Literature DB >> 33354520

Optimization of a hyperspectral imaging system for rapid detection of microplastics down to 100 µm.

Chunmao Zhu1, Yugo Kanaya1, Masashi Tsuchiya2, Ryota Nakajima2, Hidetaka Nomaki3, Tomo Kitahashi2, Katsunori Fujikura2.   

Abstract

Plastic pollution has become one of the most emergent issues threating aquatic and terrestrial ecosystems. However, it is still challenging to rapidly detect small microplastics. Here, we present a method to rapidly detect microplastics using hyperspectral imaging in which we optimized a commercially available hyperspectral imaging system (Pika NIR-640, Resonon Inc., USA). The optimizations included: (1) changing the four-lamp assembly to a symmetrical set of converged-light near-infrared lamps that are placed sideways instead of above the sample stage; (2) adopting a macro-photography technique by applying an extension tube between the camera and the lens, and moving the lens of the hyperspectral camera to the imaging target (working distance of ~3 cm); (3) adjusting the exposure and aspect ratio by tuning the frame rate and scan speed of the imaging system. After optimization, the detection resolution of each pixel improved from 250 µm to 14.8 µm. With the optimized system, microplastics down to 100 µm in size were rapidly detected. This result is promising for the application of our new method in the accelerated detection of microplastics and will contribute to a better understanding of the microplastic pollution situation.
© 2020 The Author(s).

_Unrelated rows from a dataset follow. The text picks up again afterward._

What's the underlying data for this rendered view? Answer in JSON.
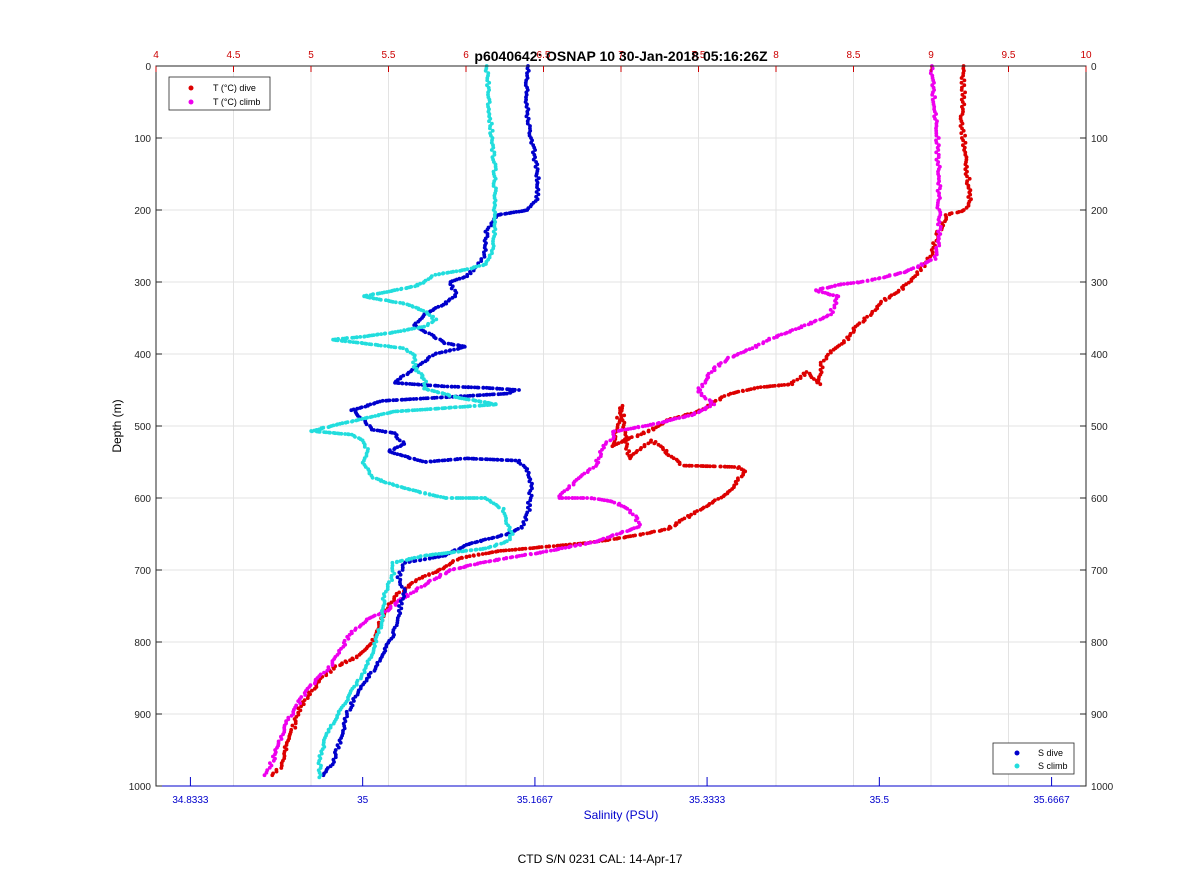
{
  "chart_data": {
    "type": "scatter",
    "title": "p6040642: OSNAP 10 30-Jan-2018 05:16:26Z",
    "ylabel": "Depth (m)",
    "xlabel_bottom": "Salinity (PSU)",
    "xlabel_top": "",
    "footer": "CTD S/N 0231  CAL: 14-Apr-17",
    "y_reversed": true,
    "ylim": [
      0,
      1000
    ],
    "y_ticks": [
      "0",
      "100",
      "200",
      "300",
      "400",
      "500",
      "600",
      "700",
      "800",
      "900",
      "1000"
    ],
    "top_axis": {
      "quantity": "Temperature",
      "lim": [
        4,
        10
      ],
      "ticks": [
        "4",
        "4.5",
        "5",
        "5.5",
        "6",
        "6.5",
        "7",
        "7.5",
        "8",
        "8.5",
        "9",
        "9.5",
        "10"
      ],
      "color": "#cc0000"
    },
    "bottom_axis": {
      "quantity": "Salinity",
      "lim": [
        34.8,
        35.7
      ],
      "ticks": [
        "34.8333",
        "35",
        "35.1667",
        "35.3333",
        "35.5",
        "35.6667"
      ],
      "color": "#0000cc"
    },
    "grid": true,
    "legends": [
      {
        "placement": "top-left",
        "entries": [
          "T (°C) dive",
          "T (°C) climb"
        ]
      },
      {
        "placement": "bottom-right",
        "entries": [
          "S dive",
          "S climb"
        ]
      }
    ],
    "series": [
      {
        "name": "T (°C) dive",
        "axis": "top",
        "color": "#dd0000",
        "points": [
          [
            9.2,
            0
          ],
          [
            9.21,
            40
          ],
          [
            9.2,
            80
          ],
          [
            9.22,
            120
          ],
          [
            9.24,
            160
          ],
          [
            9.25,
            185
          ],
          [
            9.22,
            200
          ],
          [
            9.1,
            207
          ],
          [
            9.05,
            230
          ],
          [
            9.0,
            262
          ],
          [
            8.95,
            278
          ],
          [
            8.9,
            292
          ],
          [
            8.8,
            312
          ],
          [
            8.7,
            325
          ],
          [
            8.6,
            346
          ],
          [
            8.52,
            362
          ],
          [
            8.45,
            382
          ],
          [
            8.35,
            398
          ],
          [
            8.3,
            412
          ],
          [
            8.28,
            442
          ],
          [
            8.2,
            425
          ],
          [
            8.1,
            442
          ],
          [
            7.9,
            446
          ],
          [
            7.7,
            455
          ],
          [
            7.5,
            480
          ],
          [
            7.3,
            492
          ],
          [
            7.2,
            505
          ],
          [
            7.05,
            518
          ],
          [
            6.95,
            528
          ],
          [
            7.0,
            472
          ],
          [
            7.05,
            545
          ],
          [
            7.2,
            520
          ],
          [
            7.4,
            555
          ],
          [
            7.6,
            556
          ],
          [
            7.75,
            557
          ],
          [
            7.8,
            563
          ],
          [
            7.75,
            575
          ],
          [
            7.7,
            590
          ],
          [
            7.6,
            605
          ],
          [
            7.5,
            618
          ],
          [
            7.4,
            630
          ],
          [
            7.3,
            643
          ],
          [
            7.1,
            652
          ],
          [
            6.8,
            662
          ],
          [
            6.5,
            668
          ],
          [
            6.2,
            674
          ],
          [
            5.95,
            684
          ],
          [
            5.85,
            698
          ],
          [
            5.7,
            712
          ],
          [
            5.55,
            735
          ],
          [
            5.5,
            750
          ],
          [
            5.45,
            770
          ],
          [
            5.4,
            800
          ],
          [
            5.3,
            820
          ],
          [
            5.15,
            835
          ],
          [
            5.05,
            855
          ],
          [
            4.98,
            875
          ],
          [
            4.92,
            895
          ],
          [
            4.9,
            910
          ],
          [
            4.88,
            925
          ],
          [
            4.85,
            940
          ],
          [
            4.83,
            955
          ],
          [
            4.8,
            975
          ],
          [
            4.75,
            985
          ]
        ]
      },
      {
        "name": "T (°C) climb",
        "axis": "top",
        "color": "#ee00ee",
        "points": [
          [
            9.0,
            0
          ],
          [
            9.02,
            50
          ],
          [
            9.04,
            100
          ],
          [
            9.05,
            160
          ],
          [
            9.05,
            200
          ],
          [
            9.06,
            240
          ],
          [
            9.02,
            268
          ],
          [
            8.85,
            285
          ],
          [
            8.7,
            293
          ],
          [
            8.55,
            300
          ],
          [
            8.4,
            304
          ],
          [
            8.25,
            312
          ],
          [
            8.4,
            320
          ],
          [
            8.35,
            345
          ],
          [
            8.25,
            355
          ],
          [
            8.1,
            368
          ],
          [
            7.95,
            380
          ],
          [
            7.85,
            392
          ],
          [
            7.7,
            405
          ],
          [
            7.6,
            420
          ],
          [
            7.55,
            435
          ],
          [
            7.5,
            450
          ],
          [
            7.55,
            462
          ],
          [
            7.6,
            470
          ],
          [
            7.45,
            485
          ],
          [
            7.2,
            498
          ],
          [
            6.95,
            508
          ],
          [
            6.95,
            515
          ],
          [
            6.88,
            530
          ],
          [
            6.85,
            548
          ],
          [
            6.82,
            558
          ],
          [
            6.75,
            568
          ],
          [
            6.65,
            588
          ],
          [
            6.6,
            600
          ],
          [
            6.8,
            600
          ],
          [
            6.95,
            605
          ],
          [
            7.05,
            615
          ],
          [
            7.1,
            628
          ],
          [
            7.12,
            640
          ],
          [
            7.0,
            648
          ],
          [
            6.85,
            660
          ],
          [
            6.5,
            675
          ],
          [
            6.3,
            682
          ],
          [
            6.1,
            690
          ],
          [
            5.9,
            700
          ],
          [
            5.75,
            718
          ],
          [
            5.6,
            738
          ],
          [
            5.5,
            755
          ],
          [
            5.35,
            770
          ],
          [
            5.25,
            790
          ],
          [
            5.18,
            815
          ],
          [
            5.12,
            835
          ],
          [
            5.05,
            850
          ],
          [
            4.98,
            865
          ],
          [
            4.92,
            885
          ],
          [
            4.88,
            900
          ],
          [
            4.85,
            910
          ],
          [
            4.82,
            925
          ],
          [
            4.8,
            938
          ],
          [
            4.78,
            950
          ],
          [
            4.75,
            965
          ],
          [
            4.72,
            978
          ],
          [
            4.7,
            985
          ]
        ]
      },
      {
        "name": "S dive",
        "axis": "bottom",
        "color": "#0000cc",
        "points": [
          [
            35.16,
            0
          ],
          [
            35.158,
            40
          ],
          [
            35.16,
            80
          ],
          [
            35.165,
            110
          ],
          [
            35.168,
            140
          ],
          [
            35.17,
            165
          ],
          [
            35.168,
            185
          ],
          [
            35.16,
            200
          ],
          [
            35.13,
            207
          ],
          [
            35.12,
            230
          ],
          [
            35.118,
            262
          ],
          [
            35.11,
            280
          ],
          [
            35.1,
            292
          ],
          [
            35.085,
            300
          ],
          [
            35.09,
            318
          ],
          [
            35.08,
            330
          ],
          [
            35.06,
            345
          ],
          [
            35.05,
            360
          ],
          [
            35.06,
            368
          ],
          [
            35.08,
            385
          ],
          [
            35.1,
            390
          ],
          [
            35.07,
            400
          ],
          [
            35.05,
            420
          ],
          [
            35.03,
            440
          ],
          [
            35.08,
            445
          ],
          [
            35.12,
            447
          ],
          [
            35.15,
            450
          ],
          [
            35.14,
            455
          ],
          [
            35.02,
            465
          ],
          [
            34.99,
            478
          ],
          [
            35.0,
            490
          ],
          [
            35.01,
            505
          ],
          [
            35.03,
            510
          ],
          [
            35.04,
            525
          ],
          [
            35.025,
            535
          ],
          [
            35.04,
            542
          ],
          [
            35.06,
            550
          ],
          [
            35.1,
            545
          ],
          [
            35.15,
            548
          ],
          [
            35.16,
            562
          ],
          [
            35.163,
            580
          ],
          [
            35.162,
            600
          ],
          [
            35.16,
            620
          ],
          [
            35.155,
            640
          ],
          [
            35.14,
            650
          ],
          [
            35.1,
            665
          ],
          [
            35.08,
            680
          ],
          [
            35.04,
            690
          ],
          [
            35.035,
            710
          ],
          [
            35.04,
            730
          ],
          [
            35.035,
            760
          ],
          [
            35.03,
            790
          ],
          [
            35.02,
            815
          ],
          [
            35.01,
            840
          ],
          [
            34.995,
            870
          ],
          [
            34.985,
            900
          ],
          [
            34.98,
            930
          ],
          [
            34.975,
            950
          ],
          [
            34.97,
            970
          ],
          [
            34.962,
            985
          ]
        ]
      },
      {
        "name": "S climb",
        "axis": "bottom",
        "color": "#22dddd",
        "points": [
          [
            35.12,
            0
          ],
          [
            35.122,
            50
          ],
          [
            35.125,
            100
          ],
          [
            35.128,
            150
          ],
          [
            35.128,
            200
          ],
          [
            35.127,
            240
          ],
          [
            35.125,
            260
          ],
          [
            35.12,
            275
          ],
          [
            35.1,
            283
          ],
          [
            35.07,
            290
          ],
          [
            35.06,
            300
          ],
          [
            35.05,
            306
          ],
          [
            35.03,
            312
          ],
          [
            35.0,
            320
          ],
          [
            35.04,
            330
          ],
          [
            35.06,
            340
          ],
          [
            35.07,
            352
          ],
          [
            35.06,
            362
          ],
          [
            35.03,
            370
          ],
          [
            35.0,
            376
          ],
          [
            34.97,
            380
          ],
          [
            35.0,
            385
          ],
          [
            35.04,
            392
          ],
          [
            35.05,
            402
          ],
          [
            35.05,
            418
          ],
          [
            35.06,
            435
          ],
          [
            35.06,
            448
          ],
          [
            35.09,
            460
          ],
          [
            35.11,
            465
          ],
          [
            35.13,
            470
          ],
          [
            35.08,
            475
          ],
          [
            35.03,
            480
          ],
          [
            35.0,
            490
          ],
          [
            34.97,
            500
          ],
          [
            34.95,
            507
          ],
          [
            34.99,
            512
          ],
          [
            35.0,
            520
          ],
          [
            35.005,
            535
          ],
          [
            35.0,
            548
          ],
          [
            35.005,
            560
          ],
          [
            35.01,
            572
          ],
          [
            35.03,
            582
          ],
          [
            35.05,
            590
          ],
          [
            35.08,
            600
          ],
          [
            35.12,
            600
          ],
          [
            35.135,
            615
          ],
          [
            35.14,
            635
          ],
          [
            35.145,
            650
          ],
          [
            35.14,
            660
          ],
          [
            35.12,
            670
          ],
          [
            35.06,
            680
          ],
          [
            35.03,
            690
          ],
          [
            35.03,
            705
          ],
          [
            35.025,
            720
          ],
          [
            35.02,
            740
          ],
          [
            35.02,
            760
          ],
          [
            35.015,
            790
          ],
          [
            35.01,
            815
          ],
          [
            35.0,
            845
          ],
          [
            34.99,
            865
          ],
          [
            34.985,
            880
          ],
          [
            34.975,
            905
          ],
          [
            34.965,
            930
          ],
          [
            34.96,
            955
          ],
          [
            34.958,
            975
          ],
          [
            34.958,
            988
          ]
        ]
      }
    ]
  }
}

Published by Elsevier B.V.

Entities:  

Keywords:  Macro-photography; Near-infrared spectroscopy; Plastic pollution

Year:  2020        PMID: 33354520      PMCID: PMC7744770          DOI: 10.1016/j.mex.2020.101175

Source DB:  PubMed          Journal:  MethodsX        ISSN: 2215-0161


Specifications table Method details Background Investigations on microplastics in the environmental samples have been mainly based on sample collection, separation, and quantification in the laboratory [4]. Visual observation, Fourier transform infrared and Raman spectroscopy, and pyrolysis-gas chromatography are major ways of identification. However, these methods are time- and labor- consuming [16]. In comparison, hyperspectral imaging techniques provide a solution for the rapid and convenient quantification of environmental microplastic particles. In this study, we present technical details for the detection of small microplastics using hyperspectral imaging techniques. A commercially available hyperspectral imaging system was modified for the application. We verified that microplastics down to 100 µm could be detected with our modified system. Hyperspectral imaging system

Default hyperspectral imaging system

Microplastic detection was based on a benchtop hyperspectral imaging system manufactured by Resonon Inc. (USA; Fig. 1). A hyperspectral camera (Pika NIR-640, Resonon Inc., USA) is mounted on a tower. This camera is incorporated into a two-dimensional InGaAs array detector with a pixel size of 15 µm. A lens with a focal length of 25 mm and a field of view of 21.7° is attached to the camera. Hyperspectral images are collected over NIR wavelengths (900–1700 nm) with a spectral sampling resolution of 2.5 nm. A translation stage on the system is used to transport samples for linear scan. A light assembly (four halogen lamps) that illuminates white light is located on the mounting tower between the camera and the translation stage. A computer is connected to the camera and the translation stage. Image acquisition, control of translation stage movement, and processing of the cube data were conducted using Spectronon Pro software (Resonon Inc., USA).
Fig. 1

The benchtop default (i.e., before modifications) hyperspectral imaging system used to detect microplastics.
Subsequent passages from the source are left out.